Il y a exactement quatorze ans, François Hollande prenait les rênes de l’État et accédait à la plus haute fonction. Aujourd’hui, l’ancien chef d’État entretient encore l’ambition de revenir, malgré un climat politique peu encourageant.
Le 6 mai 2026, François Hollande célèbre l’anniversaire de son élection à la présidence. Il peut souffler les quatorze bougies associées à cette victoire sans éprouver de nostalgie. L’ancien premier secrétaire du Parti socialiste est convaincu qu’il peut récupérer l’Élysée, occupé depuis dix ans par l’un de ses anciens collaborateurs — une option qu’il revendique publiquement.
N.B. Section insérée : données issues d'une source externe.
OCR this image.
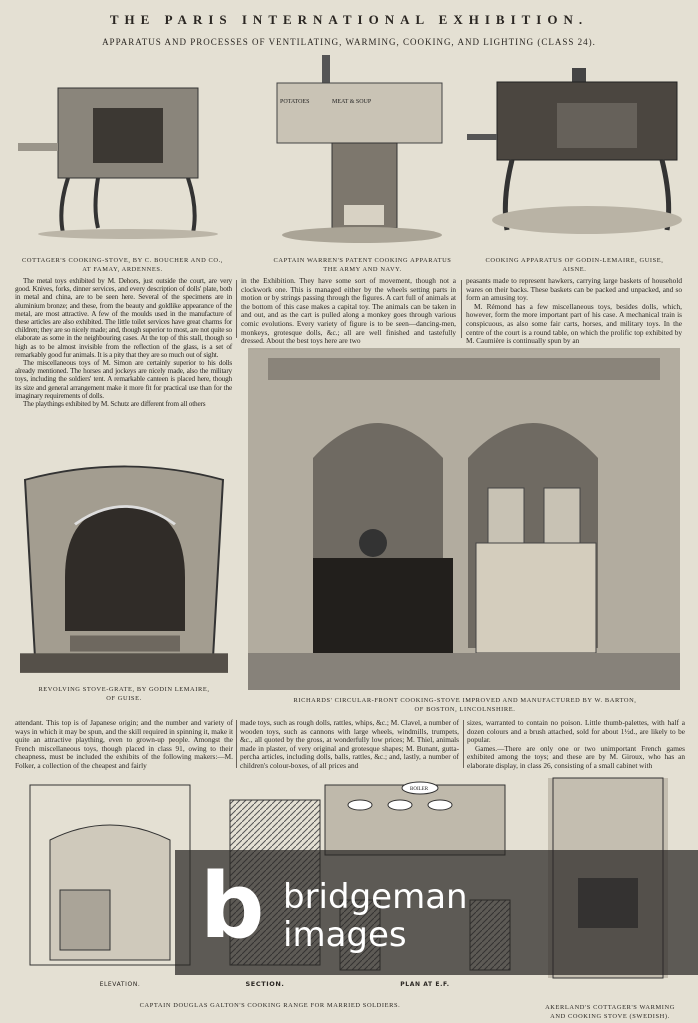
THE PARIS INTERNATIONAL EXHIBITION.
APPARATUS AND PROCESSES OF VENTILATING, WARMING, COOKING, AND LIGHTING (CLASS 24).
POTATOES	MEAT & SOUP
COTTAGER'S COOKING-STOVE, BY C. BOUCHER AND CO.,
AT FAMAY, ARDENNES.
CAPTAIN WARREN'S PATENT COOKING APPARATUS
THE ARMY AND NAVY.
COOKING APPARATUS OF GODIN-LEMAIRE, GUISE,
AISNE.

The metal toys exhibited by M. Dehors, just outside the court, are very good. Knives, forks, dinner services, and every description of dolls' plate, both in metal and china, are to be seen here. Several of the specimens are in aluminium bronze; and these, from the beauty and goldlike appearance of the metal, are most attractive. A few of the moulds used in the manufacture of these articles are also exhibited. The little toilet services have great charms for children; they are so nicely made; and, though superior to most, are not quite so elaborate as some in the neighbouring cases. At the top of this stall, though so high as to be almost invisible from the reflection of the glass, is a set of remarkably good fur animals. It is a pity that they are so much out of sight.

The miscellaneous toys of M. Simon are certainly superior to his dolls already mentioned. The horses and jockeys are nicely made, also the military toys, including the soldiers' tent. A remarkable canteen is placed here, though its size and general arrangement make it more fit for practical use than for the imaginary requirements of dolls.

The playthings exhibited by M. Schutz are different from all others

in the Exhibition. They have some sort of movement, though not a clockwork one. This is managed either by the wheels setting parts in motion or by strings passing through the figures. A cart full of animals at the bottom of this case makes a capital toy. The animals can be taken in and out, and as the cart is pulled along a monkey goes through various comic evolutions. Every variety of figure is to be seen—dancing-men, monkeys, grotesque dolls, &c.; all are well finished and tastefully dressed. About the best toys here are two

peasants made to represent hawkers, carrying large baskets of household wares on their backs. These baskets can be packed and unpacked, and so form an amusing toy.

M. Rémond has a few miscellaneous toys, besides dolls, which, however, form the more important part of his case. A mechanical train is conspicuous, as also some fair carts, horses, and military toys. In the centre of the court is a round table, on which the prolific top exhibited by M. Caumière is continually spun by an

REVOLVING STOVE-GRATE, BY GODIN LEMAIRE,
OF GUISE.	RICHARDS' CIRCULAR-FRONT COOKING-STOVE IMPROVED AND MANUFACTURED BY W. BARTON,
OF BOSTON, LINCOLNSHIRE.

attendant. This top is of Japanese origin; and the number and variety of ways in which it may be spun, and the skill required in spinning it, make it quite an attractive plaything, even to grown-up people. Amongst the French miscellaneous toys, though placed in class 91, owing to their cheapness, must be included the exhibits of the following makers:—M. Folker, a collection of the cheapest and fairly

made toys, such as rough dolls, rattles, whips, &c.; M. Clavel, a number of wooden toys, such as cannons with large wheels, windmills, trumpets, &c., all quoted by the gross, at wonderfully low prices; M. Thiel, animals made in plaster, of very original and grotesque shapes; M. Bunant, gutta-percha articles, including dolls, balls, rattles, &c.; and, lastly, a number of children's colour-boxes, of all prices and

sizes, warranted to contain no poison. Little thumb-palettes, with half a dozen colours and a brush attached, sold for about 1½d., are likely to be popular.

Games.—There are only one or two unimportant French games exhibited among the toys; and these are by M. Giroux, who has an elaborate display, in class 26, consisting of a small cabinet with

BOILER
ELEVATION.	SECTION.	PLAN AT E.F.
CAPTAIN DOUGLAS GALTON'S COOKING RANGE FOR MARRIED SOLDIERS.	AKERLAND'S COTTAGER'S WARMING
AND COOKING STOVE (SWEDISH).
b bridgeman
images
Le scénario n’est toutefois pas garanti. Plus proche d’une mission impossible que d’un retour du Jedi, son éventuel retour n’est pas complètement exclu. Hollande se présente aujourd’hui comme « Monsieur Pourquoi Pas », mettant en lumière son vécu au sommet de l’État. Dans un contexte international tendu, face à Donald Trump, Xi Jinping ou Vladimir Poutine, il mise sur le fait que cette expérience peut rassurer. Dans un entretien accordé à Marianne il y a quelques semaines, il affirmait se préparer et déclarait : « je n’ai pas une relation passionnelle avec le pouvoir, mais avec la France ».
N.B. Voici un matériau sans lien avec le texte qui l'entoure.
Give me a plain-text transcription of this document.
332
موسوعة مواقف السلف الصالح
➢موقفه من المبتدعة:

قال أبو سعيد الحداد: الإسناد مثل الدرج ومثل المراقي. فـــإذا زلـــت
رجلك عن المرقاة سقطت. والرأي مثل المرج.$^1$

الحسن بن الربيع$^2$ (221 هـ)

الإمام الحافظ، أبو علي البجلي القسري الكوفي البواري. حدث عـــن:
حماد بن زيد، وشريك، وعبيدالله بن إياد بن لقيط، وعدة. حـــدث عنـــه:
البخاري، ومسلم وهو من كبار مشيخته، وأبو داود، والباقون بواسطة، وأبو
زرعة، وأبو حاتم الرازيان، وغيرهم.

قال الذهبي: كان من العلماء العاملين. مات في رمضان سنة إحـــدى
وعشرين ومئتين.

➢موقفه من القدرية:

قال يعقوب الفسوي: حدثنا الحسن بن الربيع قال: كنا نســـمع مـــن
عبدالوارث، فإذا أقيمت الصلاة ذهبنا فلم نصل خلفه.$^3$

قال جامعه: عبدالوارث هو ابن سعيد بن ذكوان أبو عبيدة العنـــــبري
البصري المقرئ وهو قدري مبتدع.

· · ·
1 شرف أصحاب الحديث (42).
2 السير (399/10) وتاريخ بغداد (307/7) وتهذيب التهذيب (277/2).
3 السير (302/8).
À gauche, une concurrence frontale avant même la présidentielle
Avant tout, Hollande doit s’imposer sur l’échiquier de la gauche. Une gauche recomposée, marquée par la rupture avec La France insoumise et le refus d’une primaire unitaire. La social-démocratie retrouve des couleurs, mais celui qui semble aujourd’hui l’incarner le plus s’appelle Raphaël Glucksmann. Mieux placé dans les sondages, il constitue le premier obstacle. Derrière les sourires de circonstance, la concurrence est réelle. « Il attend que je tombe » affirme le leader de Place publique, qui ajoute : « si t’es pas capable de gérer Hollande t’es pas capable d’être président ».
Le match s’annonce difficile dans le paysage social-démocrate, premier défi avant une éventuelle confrontation avec Jean-Luc Mélenchon, où tous les coups seront permis. Crédité de 6 à 8% dans les sondages, François Hollande veut croire à une dynamique. Après la théorie du « trou de souris » qui n’avait pas fonctionné, il évoque désormais un « trou de hamster ». Mais à 71 ans, et en tant que l’un des derniers éléphants du PS, il incarne pour beaucoup davantage le passé que le futur.